A new study reported in the August 2022 issue of Frontiers in Dental Medicine examines the relationship between specific dental services and healthcare outcomes and costs in Medicaid beneficiaries with diabetes.

Diabetes is a recognized risk factor for periodontitis, and periodontitis has been associated with poor glycemic control in patients with diabetes mellitus.
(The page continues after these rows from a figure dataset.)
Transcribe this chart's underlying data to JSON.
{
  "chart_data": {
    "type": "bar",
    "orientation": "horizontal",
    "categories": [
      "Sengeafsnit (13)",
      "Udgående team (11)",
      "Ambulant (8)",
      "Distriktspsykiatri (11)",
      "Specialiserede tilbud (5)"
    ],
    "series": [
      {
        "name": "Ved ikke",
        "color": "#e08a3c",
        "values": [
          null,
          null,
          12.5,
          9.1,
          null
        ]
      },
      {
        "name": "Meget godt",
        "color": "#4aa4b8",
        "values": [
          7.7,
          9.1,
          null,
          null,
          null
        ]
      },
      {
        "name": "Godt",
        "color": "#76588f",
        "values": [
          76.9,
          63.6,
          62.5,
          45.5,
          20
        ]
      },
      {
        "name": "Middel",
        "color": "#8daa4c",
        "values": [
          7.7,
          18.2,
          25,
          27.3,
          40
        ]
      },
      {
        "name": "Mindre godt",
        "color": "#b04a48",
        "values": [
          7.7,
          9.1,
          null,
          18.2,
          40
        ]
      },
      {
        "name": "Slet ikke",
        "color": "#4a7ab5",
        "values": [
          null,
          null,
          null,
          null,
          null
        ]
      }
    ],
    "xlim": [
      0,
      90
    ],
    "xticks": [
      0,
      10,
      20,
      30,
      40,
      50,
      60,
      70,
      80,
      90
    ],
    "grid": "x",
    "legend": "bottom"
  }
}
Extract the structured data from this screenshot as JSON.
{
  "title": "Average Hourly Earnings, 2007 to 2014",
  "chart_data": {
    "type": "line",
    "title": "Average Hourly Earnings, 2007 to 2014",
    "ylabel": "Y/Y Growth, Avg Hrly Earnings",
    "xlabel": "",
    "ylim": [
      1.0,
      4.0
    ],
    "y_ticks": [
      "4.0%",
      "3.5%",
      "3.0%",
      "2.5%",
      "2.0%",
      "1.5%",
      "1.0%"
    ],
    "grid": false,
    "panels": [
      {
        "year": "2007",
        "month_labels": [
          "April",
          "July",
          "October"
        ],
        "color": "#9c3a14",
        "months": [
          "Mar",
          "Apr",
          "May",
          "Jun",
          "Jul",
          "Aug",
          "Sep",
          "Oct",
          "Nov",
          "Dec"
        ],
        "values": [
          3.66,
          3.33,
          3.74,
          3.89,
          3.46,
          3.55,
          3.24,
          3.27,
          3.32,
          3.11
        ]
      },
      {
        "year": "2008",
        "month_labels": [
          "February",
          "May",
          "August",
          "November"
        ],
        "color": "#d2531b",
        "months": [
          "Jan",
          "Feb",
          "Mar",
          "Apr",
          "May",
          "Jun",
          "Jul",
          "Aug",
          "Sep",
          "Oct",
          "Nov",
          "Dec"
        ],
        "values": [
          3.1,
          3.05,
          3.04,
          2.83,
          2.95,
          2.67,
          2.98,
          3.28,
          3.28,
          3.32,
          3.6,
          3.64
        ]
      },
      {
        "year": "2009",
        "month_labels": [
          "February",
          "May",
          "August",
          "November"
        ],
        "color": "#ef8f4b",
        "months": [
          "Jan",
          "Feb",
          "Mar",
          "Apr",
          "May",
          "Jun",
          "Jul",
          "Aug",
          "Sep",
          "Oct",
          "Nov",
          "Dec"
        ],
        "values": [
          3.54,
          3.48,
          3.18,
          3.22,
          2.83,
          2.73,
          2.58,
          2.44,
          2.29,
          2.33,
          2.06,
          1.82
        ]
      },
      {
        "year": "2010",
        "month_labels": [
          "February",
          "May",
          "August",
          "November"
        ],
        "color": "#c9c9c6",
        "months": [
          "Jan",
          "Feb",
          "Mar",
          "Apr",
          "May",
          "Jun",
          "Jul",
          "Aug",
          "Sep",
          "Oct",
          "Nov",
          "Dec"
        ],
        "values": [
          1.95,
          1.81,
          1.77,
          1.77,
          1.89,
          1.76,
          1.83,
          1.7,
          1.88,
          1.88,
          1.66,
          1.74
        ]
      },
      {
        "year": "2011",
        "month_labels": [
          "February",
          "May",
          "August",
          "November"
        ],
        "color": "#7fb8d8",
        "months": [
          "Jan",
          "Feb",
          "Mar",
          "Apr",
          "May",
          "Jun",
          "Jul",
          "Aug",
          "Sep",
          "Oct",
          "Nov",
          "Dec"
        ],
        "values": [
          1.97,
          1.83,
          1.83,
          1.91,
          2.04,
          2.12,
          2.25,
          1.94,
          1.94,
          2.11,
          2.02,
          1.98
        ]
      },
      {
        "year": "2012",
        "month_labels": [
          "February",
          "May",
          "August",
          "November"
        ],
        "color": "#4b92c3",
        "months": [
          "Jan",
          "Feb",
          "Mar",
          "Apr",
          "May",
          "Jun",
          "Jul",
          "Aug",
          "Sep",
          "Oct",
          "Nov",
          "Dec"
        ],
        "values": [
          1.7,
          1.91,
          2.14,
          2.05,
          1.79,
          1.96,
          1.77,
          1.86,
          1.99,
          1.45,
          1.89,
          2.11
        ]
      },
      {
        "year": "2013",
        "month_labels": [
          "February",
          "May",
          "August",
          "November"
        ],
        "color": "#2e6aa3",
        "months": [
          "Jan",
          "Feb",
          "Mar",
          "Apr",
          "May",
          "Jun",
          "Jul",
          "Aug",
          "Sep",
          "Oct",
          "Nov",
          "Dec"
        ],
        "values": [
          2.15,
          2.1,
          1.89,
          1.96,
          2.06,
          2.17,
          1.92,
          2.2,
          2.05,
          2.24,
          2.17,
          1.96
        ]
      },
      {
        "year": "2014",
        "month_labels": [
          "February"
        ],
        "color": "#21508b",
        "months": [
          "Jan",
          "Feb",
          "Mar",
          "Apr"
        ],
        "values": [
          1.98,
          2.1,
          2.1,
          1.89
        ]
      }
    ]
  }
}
This report, authored by Ira Lamster, Stephen N. Abel, and Michael C. Alfano and colleagues, expands on the researchers’ previous study of the associations between dental care and healthcare outcomes and costs in NY State Medicaid recipients. The previous study, “Dental Services and health Outcomes in the New York State Medicaid Program“, published in the Journal of Dental Research in August 2021, was the first comprehensive study evaluating these associations in a publicly insured population. 

Similar to their study of last year, the present study, which focuses on Medicaid members with diabetes, demonstrated improved healthcare outcomes and lower healthcare costs among patients who received preventive dental care. By contrast, patients who did not have preventive dental care and who received dental extractions or endodontic treatment—both of which are indicative of severe dental infection—experienced worse outcomes and higher healthcare costs.